OGH8Ob31/09f19.5.2009

Der Oberste Gerichtshof hat durch den Senatspräsidenten Hon.-Prof. Dr. Danzl als Vorsitzenden sowie die Hofräte Dr. Spenling, Hon.-Prof. Dr. Kuras, die Hofrätin Dr. Glawischnig und den Hofrat Mag. Ziegelbauer als weitere Richter in der Pflegschaftssache der mj 1. Marilis K*****, geboren am *****, und 2. Paul K*****, geboren am *****, beide *****, beide vertreten durch die Bezirkshauptmannschaft Linz-Land, 4020 Linz, Kärntnerstraße 16, über den Revisionsrekurs des Vaters Johann K*****, vertreten durch Dr. Alexander Mirtl, Rechtsanwalt in Linz, gegen den Beschluss des Landesgerichts Linz als Rekursgericht vom 5. August 2008, GZ 15 R 258/08d-U19, womit infolge Rekurses des Vaters der Beschluss des Bezirksgerichts Traun vom 6. Mai 2008, GZ 1 P 45/07s-U13 bestätigt wurde, in nichtöffentlicher Sitzung den

Beschluss

gefasst:

 

Spruch:

Dem Revisionsrekurs wird Folge gegeben.

Die Beschlüsse der Vorinstanzen werden aufgehoben und die Rechtssache zur neuerlichen Entscheidung nach Verfahrensergänzung an das Erstgericht zurückverwiesen.

Text

Begründung

Aufgrund einer Vereinbarung des Vaters mit der Bezirkshauptmannschaft Linz-Land vom 22. 12. 2005 bezahlte der Vater zunächst einen monatlichen Unterhaltsbeitrag von 185 EUR an die mj Marilis K***** und von 165 EUR an den mj Paul K*****. Beide Kinder wohnen im Haushalt der Mutter und werden von ihr betreut. Ab 1. 2. 2007 wurde diese Unterhaltsverpflichtung einvernehmlich auf monatlich je 100 EUR für beide Kinder herabgesetzt. Ab 1. 1. 2008 beantragten die Minderjährigen die Erhöhung des vom Vater zu leistenden Unterhaltsbeitrags um je 86 EUR auf 186 EUR monatlich, weil der Vater eine Pension beziehe und um Gewährung eines Kinderzuschusses angesucht habe.

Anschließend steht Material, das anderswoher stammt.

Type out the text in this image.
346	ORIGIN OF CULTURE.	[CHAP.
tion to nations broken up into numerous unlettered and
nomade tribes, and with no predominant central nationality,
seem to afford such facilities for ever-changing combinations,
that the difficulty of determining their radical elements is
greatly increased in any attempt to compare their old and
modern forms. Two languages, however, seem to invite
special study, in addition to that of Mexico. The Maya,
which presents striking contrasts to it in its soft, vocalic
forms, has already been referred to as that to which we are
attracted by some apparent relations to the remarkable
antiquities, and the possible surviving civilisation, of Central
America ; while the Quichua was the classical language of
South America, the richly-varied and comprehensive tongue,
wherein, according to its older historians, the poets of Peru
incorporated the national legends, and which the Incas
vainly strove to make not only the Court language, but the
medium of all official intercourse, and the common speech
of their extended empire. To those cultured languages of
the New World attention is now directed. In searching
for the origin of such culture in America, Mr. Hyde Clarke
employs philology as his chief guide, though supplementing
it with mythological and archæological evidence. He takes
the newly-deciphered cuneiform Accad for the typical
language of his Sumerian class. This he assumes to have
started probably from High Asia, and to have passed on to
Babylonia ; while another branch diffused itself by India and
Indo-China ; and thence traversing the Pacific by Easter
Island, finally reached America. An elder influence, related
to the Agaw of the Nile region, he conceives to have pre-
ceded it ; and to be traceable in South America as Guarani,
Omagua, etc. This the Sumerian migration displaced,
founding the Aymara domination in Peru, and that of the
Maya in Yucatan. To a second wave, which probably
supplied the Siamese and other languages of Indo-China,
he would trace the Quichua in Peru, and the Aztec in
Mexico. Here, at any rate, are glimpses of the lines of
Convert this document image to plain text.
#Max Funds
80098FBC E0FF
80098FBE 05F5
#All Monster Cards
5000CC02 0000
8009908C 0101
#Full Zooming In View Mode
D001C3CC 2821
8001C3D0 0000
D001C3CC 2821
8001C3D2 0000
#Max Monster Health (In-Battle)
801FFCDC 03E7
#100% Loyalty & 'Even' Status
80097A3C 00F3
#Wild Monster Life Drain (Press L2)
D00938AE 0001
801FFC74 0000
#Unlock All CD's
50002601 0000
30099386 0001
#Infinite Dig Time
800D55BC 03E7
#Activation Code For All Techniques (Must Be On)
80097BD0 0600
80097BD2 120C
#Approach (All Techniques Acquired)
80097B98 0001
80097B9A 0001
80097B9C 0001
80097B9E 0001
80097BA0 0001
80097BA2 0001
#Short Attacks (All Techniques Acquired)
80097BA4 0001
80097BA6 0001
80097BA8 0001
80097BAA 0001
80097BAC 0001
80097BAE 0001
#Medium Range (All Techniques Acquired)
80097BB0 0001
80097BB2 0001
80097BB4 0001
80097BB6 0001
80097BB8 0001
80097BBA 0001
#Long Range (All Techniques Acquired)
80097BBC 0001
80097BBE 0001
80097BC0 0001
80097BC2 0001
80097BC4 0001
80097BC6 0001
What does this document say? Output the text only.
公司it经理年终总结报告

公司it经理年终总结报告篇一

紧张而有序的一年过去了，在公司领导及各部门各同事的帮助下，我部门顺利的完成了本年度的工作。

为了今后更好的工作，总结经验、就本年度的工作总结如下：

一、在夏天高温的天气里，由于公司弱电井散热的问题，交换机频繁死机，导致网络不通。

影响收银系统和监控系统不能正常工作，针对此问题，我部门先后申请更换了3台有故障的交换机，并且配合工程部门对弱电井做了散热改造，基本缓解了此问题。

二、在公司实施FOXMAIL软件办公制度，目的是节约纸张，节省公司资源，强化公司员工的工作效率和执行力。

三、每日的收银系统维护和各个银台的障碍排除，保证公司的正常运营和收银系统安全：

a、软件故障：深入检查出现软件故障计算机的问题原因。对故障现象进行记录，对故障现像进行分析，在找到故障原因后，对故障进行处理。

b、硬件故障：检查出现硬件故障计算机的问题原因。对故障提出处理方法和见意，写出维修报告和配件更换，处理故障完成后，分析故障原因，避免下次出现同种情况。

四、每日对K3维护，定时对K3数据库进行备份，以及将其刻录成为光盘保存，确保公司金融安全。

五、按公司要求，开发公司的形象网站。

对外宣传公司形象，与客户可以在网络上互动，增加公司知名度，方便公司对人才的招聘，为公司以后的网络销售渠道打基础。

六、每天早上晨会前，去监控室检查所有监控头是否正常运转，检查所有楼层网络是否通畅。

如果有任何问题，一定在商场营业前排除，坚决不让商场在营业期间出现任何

Der Vater sprach sich gegen diesen Antrag insofern aus, als er sich bereit erklärte, ab 1. 4. 2008 einen erhöhten Unterhaltsbeitrag pro Kind in Höhe von monatlich 120 EUR zu bezahlen. Er beziehe zwar eine monatliche Pension, leide jedoch an Krebs und seine medizinischen Mehrkosten seien nicht berücksichtigt worden. Diese würden monatlich 130 EUR betragen, weil der Vater strenge Diät halten und Medikamente einnehmen müsse, auch benötige er eine Putzhilfe. Der Vater erklärte, Belege für die medizinischen Mehrkosten zu erbringen, legte solche jedoch nicht vor.

Das Erstgericht erhöhte den monatlichen Unterhaltsbetrag für die Kinder im beantragten Ausmaß. Der Vater beziehe eine monatliche Pension von durchschnittlich 1.095,01 EUR netto inklusive Sonderzahlungen, dazu erhalte er je Kind einen Kinderzuschuss von 33,92 EUR. Zu den vom Vater behaupteten krankheitsbedingten Mehraufwendungen stellte das Erstgericht wörtlich fest: „Der Vater hat aufgrund seiner Erkrankung krankheitsbedingte Mehraufwendungen, insbesondere Medikamentenkosten, Kosten für Diätnahrung und Putzhilfe in Höhe von 130 EUR. Der Vater legte zwar eine ärztliche Bestätigung, jedoch keine Belege über die Höhe der krankheitsbedingten Mehraufwendungen vor."

Rechtlich führte das Erstgericht aus, dass der Vater die von ihm behaupteten Mehraufwendungen nicht belegt habe und auch ein Verfahren über den Bezug von Pflegegeld wegen dieser medizinischen Mehraufwendungen anhängig sei. Der Unterhaltsanspruch betrage je Kind 17 % der Bemessungsgrundlage, die das Erstgericht aus der Nettopension von 1.095,01 EUR zuzüglich eines Kinderzuschusses von 33,92 EUR in Höhe von 1.128,93 EUR errechnete.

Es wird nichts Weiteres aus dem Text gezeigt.